From 2016 - 2017, Caroline Woolard will be working with Stephen Healy, Katherine Gibson, and the Community Economies Research Network to come up with new images that might communicate key ideas from Take Back the Economy, a book that combines practices from popular education and academic research.
As stated by Stephen Healy and Katherine Gibson:
Founded in the 1990's by Professor Gibson and her colleague, the late Professor Julie Graham (University of Massachusetts Amherst), the Community Economies Collective (CEC) grew out of Gibson-Graham's feminist critique of political economy that focused upon the limiting effects of representing economies as dominantly capitalist.
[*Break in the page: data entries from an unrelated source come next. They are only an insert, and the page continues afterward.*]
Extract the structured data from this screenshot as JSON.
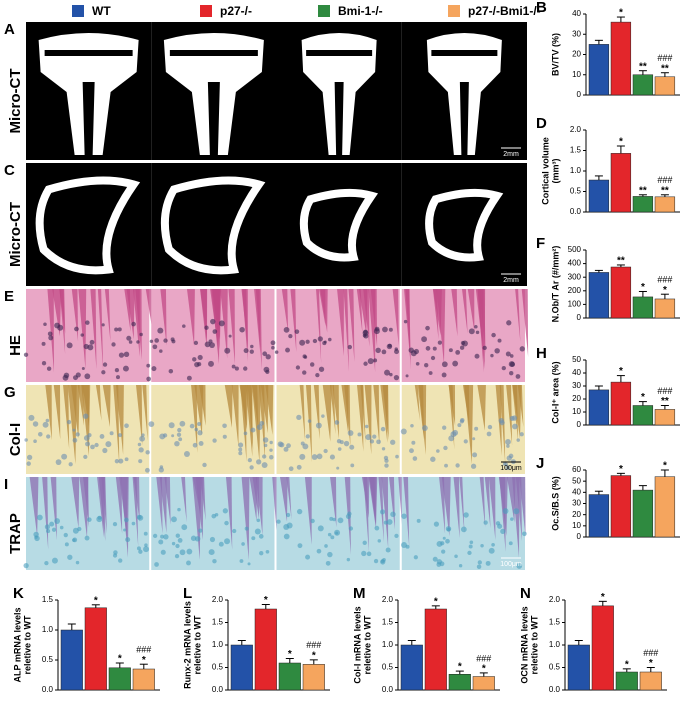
{
  "groups": [
    {
      "name": "WT",
      "color": "#2352a8"
    },
    {
      "name": "p27-/-",
      "color": "#e3262b"
    },
    {
      "name": "Bmi-1-/-",
      "color": "#2f8a40"
    },
    {
      "name": "p27-/-Bmi1-/-",
      "color": "#f5a55e"
    }
  ],
  "image_panels": [
    {
      "letter": "A",
      "label": "Micro-CT",
      "scale": "2mm",
      "style": "ct"
    },
    {
      "letter": "C",
      "label": "Micro-CT",
      "scale": "2mm",
      "style": "cross"
    },
    {
      "letter": "E",
      "label": "HE",
      "style": "he"
    },
    {
      "letter": "G",
      "label": "Col-I",
      "scale": "100μm",
      "style": "col"
    },
    {
      "letter": "I",
      "label": "TRAP",
      "scale": "100μm",
      "style": "trap"
    }
  ],
  "chart_data": [
    {
      "type": "bar",
      "letter": "B",
      "ylabel": [
        "BV/TV (%)"
      ],
      "values": [
        25,
        36,
        10,
        9
      ],
      "errors": [
        2,
        2.5,
        2,
        2
      ],
      "stars": [
        null,
        "*",
        "**",
        "**"
      ],
      "hashes": [
        null,
        null,
        null,
        "###"
      ],
      "ylim": [
        0,
        40
      ],
      "yticks": [
        0,
        10,
        20,
        30,
        40
      ]
    },
    {
      "type": "bar",
      "letter": "D",
      "ylabel": [
        "Cortical volume",
        "(mm³)"
      ],
      "values": [
        0.78,
        1.43,
        0.38,
        0.37
      ],
      "errors": [
        0.1,
        0.18,
        0.04,
        0.05
      ],
      "stars": [
        null,
        "*",
        "**",
        "**"
      ],
      "hashes": [
        null,
        null,
        null,
        "###"
      ],
      "ylim": [
        0,
        2
      ],
      "yticks": [
        {
          "value": 0,
          "label": "0.0"
        },
        0.5,
        {
          "value": 1,
          "label": "1.0"
        },
        1.5,
        {
          "value": 2,
          "label": "2.0"
        }
      ]
    },
    {
      "type": "bar",
      "letter": "F",
      "ylabel": [
        "N.Ob/T Ar (#/mm²)"
      ],
      "values": [
        335,
        375,
        155,
        140
      ],
      "errors": [
        15,
        15,
        40,
        35
      ],
      "stars": [
        null,
        "**",
        "*",
        "*"
      ],
      "hashes": [
        null,
        null,
        null,
        "###"
      ],
      "ylim": [
        0,
        500
      ],
      "yticks": [
        0,
        100,
        200,
        300,
        400,
        500
      ]
    },
    {
      "type": "bar",
      "letter": "H",
      "ylabel": [
        "Col-I⁺ area (%)"
      ],
      "values": [
        27,
        33,
        15,
        12
      ],
      "errors": [
        3,
        5,
        3,
        3
      ],
      "stars": [
        null,
        "*",
        "*",
        "**"
      ],
      "hashes": [
        null,
        null,
        null,
        "###"
      ],
      "ylim": [
        0,
        50
      ],
      "yticks": [
        0,
        10,
        20,
        30,
        40,
        50
      ]
    },
    {
      "type": "bar",
      "letter": "J",
      "ylabel": [
        "Oc.S/B.S (%)"
      ],
      "values": [
        38,
        55,
        42,
        54
      ],
      "errors": [
        3,
        2,
        4,
        6
      ],
      "stars": [
        null,
        "*",
        null,
        "*"
      ],
      "hashes": [
        null,
        null,
        null,
        null
      ],
      "ylim": [
        0,
        60
      ],
      "yticks": [
        0,
        10,
        20,
        30,
        40,
        50,
        60
      ]
    },
    {
      "type": "bar",
      "letter": "K",
      "ylabel": [
        "ALP mRNA  levels",
        "reletive to WT"
      ],
      "values": [
        1.0,
        1.37,
        0.37,
        0.35
      ],
      "errors": [
        0.1,
        0.05,
        0.08,
        0.08
      ],
      "stars": [
        null,
        "*",
        "*",
        "*"
      ],
      "hashes": [
        null,
        null,
        null,
        "###"
      ],
      "ylim": [
        0,
        1.5
      ],
      "yticks": [
        {
          "value": 0,
          "label": "0.0"
        },
        0.5,
        {
          "value": 1,
          "label": "1.0"
        },
        1.5
      ]
    },
    {
      "type": "bar",
      "letter": "L",
      "ylabel": [
        "Runx-2 mRNA  levels",
        "reletive to WT"
      ],
      "values": [
        1.0,
        1.8,
        0.6,
        0.57
      ],
      "errors": [
        0.1,
        0.1,
        0.1,
        0.1
      ],
      "stars": [
        null,
        "*",
        "*",
        "*"
      ],
      "hashes": [
        null,
        null,
        null,
        "###"
      ],
      "ylim": [
        0,
        2
      ],
      "yticks": [
        {
          "value": 0,
          "label": "0.0"
        },
        0.5,
        {
          "value": 1,
          "label": "1.0"
        },
        1.5,
        {
          "value": 2,
          "label": "2.0"
        }
      ]
    },
    {
      "type": "bar",
      "letter": "M",
      "ylabel": [
        "Col-I mRNA  levels",
        "reletive to WT"
      ],
      "values": [
        1.0,
        1.8,
        0.35,
        0.3
      ],
      "errors": [
        0.1,
        0.07,
        0.07,
        0.08
      ],
      "stars": [
        null,
        "*",
        "*",
        "*"
      ],
      "hashes": [
        null,
        null,
        null,
        "###"
      ],
      "ylim": [
        0,
        2
      ],
      "yticks": [
        {
          "value": 0,
          "label": "0.0"
        },
        0.5,
        {
          "value": 1,
          "label": "1.0"
        },
        1.5,
        {
          "value": 2,
          "label": "2.0"
        }
      ]
    },
    {
      "type": "bar",
      "letter": "N",
      "ylabel": [
        "OCN mRNA  levels",
        "reletive to WT"
      ],
      "values": [
        1.0,
        1.87,
        0.4,
        0.4
      ],
      "errors": [
        0.1,
        0.1,
        0.07,
        0.1
      ],
      "stars": [
        null,
        "*",
        "*",
        "*"
      ],
      "hashes": [
        null,
        null,
        null,
        "###"
      ],
      "ylim": [
        0,
        2
      ],
      "yticks": [
        {
          "value": 0,
          "label": "0.0"
        },
        0.5,
        {
          "value": 1,
          "label": "1.0"
        },
        1.5,
        {
          "value": 2,
          "label": "2.0"
        }
      ]
    }
  ]
}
This network of researchers later expanded to become a wider collaboration, the interdisciplinary Community Economies Research Network (CERN), including students, academics, policy makers, community researchers and activists around the world.
Community economies research helps people to understand the contributions they make to an economy via diverse economic practices that are not often recognised, documented or even valued. It recasts the economy as a site where democratic deliberations and collective actions take place in formal and informal settings, involving market and non-market exchanges and various forms of labour, enterprise and place making activities. This reframing is laid out in Take Back the Economy: An Ethical Guide for Transforming our Communities[Opens in a new window] (2013, University of Minnesota Press), a book written for a popular audience by J.K. Gibson-Graham, Jenny Cameron and Stephen Healy.
Using 'action research' methods that involve community members as researchers, community economies research aims to initiate change leading to social transformation. The impact of this research is experienced alongside the formation of alternative livelihoods such as community enterprises.
While Professor Gibson and Dr Healy have focused their engaged research in the US, Australia and the Asia-Pacific region – including the Philippines, Hong Kong, the Solomon Islands and Papua New Guinea, the reach of this research approach has been extended considerably through the creation of the CERN with its international membership of over 130 members. The network's collaborative relations recently culminated in the award of a Scholar-Activist Antipode Foundation Grant "Re-drawing the economy: creating place-based images that can travel" to work with artists, community members and local translators of Take Back the Economy in Colombia, South Korea and Finland.
In association with the larger CERN network Professor Gibson and Dr Healy have had international impact in three key areas: regional economic development, education, and broadening the field of economic representation.
From Universities in North America using Take Back the Economy in their courses, to artists in the UK, Denmark, France, Spain, Sweden, Ireland, New York and Australia utilising the work of the CERN in art installations and exhibition catalogues, and through the shaping of national and international conversations, impact of the research has been vast. Direct impact is evident in the following examples:
Community based organisations, municipalities and non-governmental organisations (e.g. the Philippines-based Unlad Kayban Migrant Services Foundation Inc.) are undertaking cooperative and community economy based approaches to development
The action research method has been introduced into the work of the National Anti-Poverty Commission in the Philippines
Development practice in US cities and regions has been explicitly influenced by work of community economies scholars (e.g. fostering anchor-institution led cooperative development in Worcester and Springfield Massachusetts, community supported fisheries in New England coastal fishing communities and integrating fisher communities into national level resource management strategies)
Local economic and ecological resilience projects in Australia are using the community economies approach (e.g. to develop social enterprise and a worker owned cooperative in the Latrobe Valley, Victoria; to mobilize citizens to help cool the commons in Western Sydney, NSW).
New approaches to economic development and social transformation have generated jobs in the social economy while a more expansive conception of economy allows larger numbers of people to consider what constitutes effective development.
With the present moment in time being defined by common economic, social and ecological crises, this initiative aims to come up with transformative solutions to current problems while leveraging the international community economies network for rapid dissemination. By appreciating that economies are always diverse and always in the process of becoming, and by making multiple forms of economic life viable options for action, engaged scholarly and activist efforts aim to open the economy to ethical debate and provide a space within which to explore different economic practices and pathways.